“I GREW UP A LONE WOLF IN MY BEDROOM PRACTISING MY GUITAR. ALL I EVER REALLY CRAVED WAS A COMMUNITY”
Total Guitar|September 2021
When John Mayer joined Dead & Company – featuring members of the original jam band, the Grateful Dead – he got a kick out of being a team player. And by honouring the legacy of the late Jerry Garcia, he found a new dimension to his playing.
Ellie Rogers
“I GREW UP A LONE WOLF IN MY BEDROOM PRACTISING MY GUITAR. ALL I EVER REALLY CRAVED WAS A COMMUNITY”

John Mayer’s discovery of the Grateful Dead happened by chance. In 2011, while listening to random suggestions on Pandora, he heard the Dead classic Althea, and with that he fell hard and fast. Taking a deep-dive into the band’s vast back catalogue, he became a committed ‘Deadhead’, leading to a remarkable chapter in his career.

The first evidence of the Dead’s influence on Mayer came with his 2012 album Born And Raised and 2013 follow-up Paradise Valley. Both albums marked incrementally intensifying departures from polished pop, with Mayer doing and playing exactly what he pleased. And both contained subtle but abundant Grateful Dead influences.

Queen Of California, the opening track from Born And Raised, was in tune with the folksy, acoustic numbers that abound on the Dead’s two albums from 1970, American Beauty and Workingman’s Dead. In the second verse from Queen Of California, Mayer also made a reference to Neil Young’s After The Goldrush, before a lengthy pedal steel-driven outro took hold over a bedrock of Dead-esque repeating chords.

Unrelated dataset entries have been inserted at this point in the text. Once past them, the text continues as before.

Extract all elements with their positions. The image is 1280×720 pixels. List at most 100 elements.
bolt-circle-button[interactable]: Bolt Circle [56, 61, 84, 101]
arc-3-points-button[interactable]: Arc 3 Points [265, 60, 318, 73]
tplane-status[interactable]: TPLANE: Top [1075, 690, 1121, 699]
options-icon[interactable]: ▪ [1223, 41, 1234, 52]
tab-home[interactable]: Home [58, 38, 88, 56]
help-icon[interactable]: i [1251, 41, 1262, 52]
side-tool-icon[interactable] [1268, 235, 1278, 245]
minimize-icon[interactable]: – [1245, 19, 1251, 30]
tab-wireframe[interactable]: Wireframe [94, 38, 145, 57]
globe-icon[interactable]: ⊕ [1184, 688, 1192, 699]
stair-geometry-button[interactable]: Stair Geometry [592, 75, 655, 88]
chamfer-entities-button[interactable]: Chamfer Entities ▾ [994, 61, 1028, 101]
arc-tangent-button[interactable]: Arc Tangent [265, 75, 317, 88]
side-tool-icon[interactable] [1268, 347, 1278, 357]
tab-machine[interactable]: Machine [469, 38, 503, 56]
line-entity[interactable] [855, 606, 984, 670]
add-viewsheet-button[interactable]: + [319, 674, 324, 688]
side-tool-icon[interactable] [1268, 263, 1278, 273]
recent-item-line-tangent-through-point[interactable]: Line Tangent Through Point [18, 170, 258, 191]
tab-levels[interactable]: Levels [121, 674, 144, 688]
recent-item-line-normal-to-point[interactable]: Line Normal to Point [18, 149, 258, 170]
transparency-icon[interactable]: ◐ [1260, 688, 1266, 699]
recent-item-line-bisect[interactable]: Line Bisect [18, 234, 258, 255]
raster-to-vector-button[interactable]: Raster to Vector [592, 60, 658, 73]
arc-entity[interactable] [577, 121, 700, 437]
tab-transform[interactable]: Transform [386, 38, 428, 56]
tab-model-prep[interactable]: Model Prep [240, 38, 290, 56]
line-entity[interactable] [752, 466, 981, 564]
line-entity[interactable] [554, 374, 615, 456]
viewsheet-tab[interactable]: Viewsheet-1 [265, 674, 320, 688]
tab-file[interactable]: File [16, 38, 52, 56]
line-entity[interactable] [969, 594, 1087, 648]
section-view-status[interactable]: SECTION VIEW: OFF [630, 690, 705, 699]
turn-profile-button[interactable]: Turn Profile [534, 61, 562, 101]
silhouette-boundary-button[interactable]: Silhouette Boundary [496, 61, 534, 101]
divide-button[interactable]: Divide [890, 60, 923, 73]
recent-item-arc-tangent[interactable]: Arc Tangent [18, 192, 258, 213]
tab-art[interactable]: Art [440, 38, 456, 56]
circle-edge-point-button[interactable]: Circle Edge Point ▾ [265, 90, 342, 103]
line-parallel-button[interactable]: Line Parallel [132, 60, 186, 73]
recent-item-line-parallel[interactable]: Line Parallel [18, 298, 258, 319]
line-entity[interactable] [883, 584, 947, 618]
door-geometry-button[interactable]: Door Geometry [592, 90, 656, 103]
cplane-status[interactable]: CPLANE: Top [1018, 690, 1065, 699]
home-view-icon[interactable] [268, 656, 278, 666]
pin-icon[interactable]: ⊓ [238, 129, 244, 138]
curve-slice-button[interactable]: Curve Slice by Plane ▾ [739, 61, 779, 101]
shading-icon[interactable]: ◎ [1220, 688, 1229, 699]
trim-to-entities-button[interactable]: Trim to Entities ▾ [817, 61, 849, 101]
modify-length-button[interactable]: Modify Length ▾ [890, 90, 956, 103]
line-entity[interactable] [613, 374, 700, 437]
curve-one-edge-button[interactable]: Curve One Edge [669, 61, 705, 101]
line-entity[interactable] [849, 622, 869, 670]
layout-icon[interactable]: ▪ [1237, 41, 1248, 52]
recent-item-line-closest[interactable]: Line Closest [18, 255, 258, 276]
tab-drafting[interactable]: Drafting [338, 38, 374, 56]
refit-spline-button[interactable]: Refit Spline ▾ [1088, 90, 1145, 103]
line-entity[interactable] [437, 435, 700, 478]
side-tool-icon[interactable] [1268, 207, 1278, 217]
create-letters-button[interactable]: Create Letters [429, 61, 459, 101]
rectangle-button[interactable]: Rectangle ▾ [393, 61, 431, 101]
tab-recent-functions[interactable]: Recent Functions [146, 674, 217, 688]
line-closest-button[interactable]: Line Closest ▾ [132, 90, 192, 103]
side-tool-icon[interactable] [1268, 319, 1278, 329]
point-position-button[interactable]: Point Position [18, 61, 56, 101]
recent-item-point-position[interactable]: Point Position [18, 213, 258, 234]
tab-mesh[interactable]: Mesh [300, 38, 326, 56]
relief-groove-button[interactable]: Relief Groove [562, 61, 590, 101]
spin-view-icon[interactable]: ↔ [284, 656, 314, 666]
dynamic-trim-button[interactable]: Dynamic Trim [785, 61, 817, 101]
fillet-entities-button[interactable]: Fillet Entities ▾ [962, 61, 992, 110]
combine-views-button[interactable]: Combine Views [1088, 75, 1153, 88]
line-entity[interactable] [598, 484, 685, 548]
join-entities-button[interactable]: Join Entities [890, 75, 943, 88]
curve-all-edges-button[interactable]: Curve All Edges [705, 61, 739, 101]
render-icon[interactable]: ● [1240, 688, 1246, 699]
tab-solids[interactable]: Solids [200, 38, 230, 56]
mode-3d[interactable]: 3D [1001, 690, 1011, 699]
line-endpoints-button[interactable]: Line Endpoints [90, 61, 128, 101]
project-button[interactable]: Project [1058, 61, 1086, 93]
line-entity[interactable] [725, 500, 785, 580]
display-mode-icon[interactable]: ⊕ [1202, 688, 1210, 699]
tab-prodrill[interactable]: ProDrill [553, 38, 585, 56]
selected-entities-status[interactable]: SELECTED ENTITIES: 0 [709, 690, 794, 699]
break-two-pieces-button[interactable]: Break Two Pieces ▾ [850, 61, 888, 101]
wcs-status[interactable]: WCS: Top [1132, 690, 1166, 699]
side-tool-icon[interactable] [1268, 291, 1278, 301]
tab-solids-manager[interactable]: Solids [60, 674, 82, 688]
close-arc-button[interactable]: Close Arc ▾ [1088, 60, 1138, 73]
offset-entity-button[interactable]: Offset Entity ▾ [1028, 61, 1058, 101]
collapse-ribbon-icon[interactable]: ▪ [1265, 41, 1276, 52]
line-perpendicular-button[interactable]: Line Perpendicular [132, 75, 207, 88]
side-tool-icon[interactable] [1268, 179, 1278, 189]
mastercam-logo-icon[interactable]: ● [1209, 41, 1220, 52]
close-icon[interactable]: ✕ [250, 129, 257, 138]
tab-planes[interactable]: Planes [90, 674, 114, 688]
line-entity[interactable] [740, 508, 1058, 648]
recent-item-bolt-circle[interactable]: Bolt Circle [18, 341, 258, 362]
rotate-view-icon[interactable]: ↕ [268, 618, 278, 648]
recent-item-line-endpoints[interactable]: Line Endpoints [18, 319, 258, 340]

Another connection was made in this album’s title track. Jerry Garcia - the founding member and de facto leader of the Grateful Dead as vocalist, lead guitarist and principal songwriter - had played pedal steel on the song Teach Your Children from Déjà Vu, the first album featuring Neil Young in the 70s supergroup Crosby, Stills, Nash & Young. For the song Born And Raised, Mayer had David Crosby and Graham Nash on backing vocals.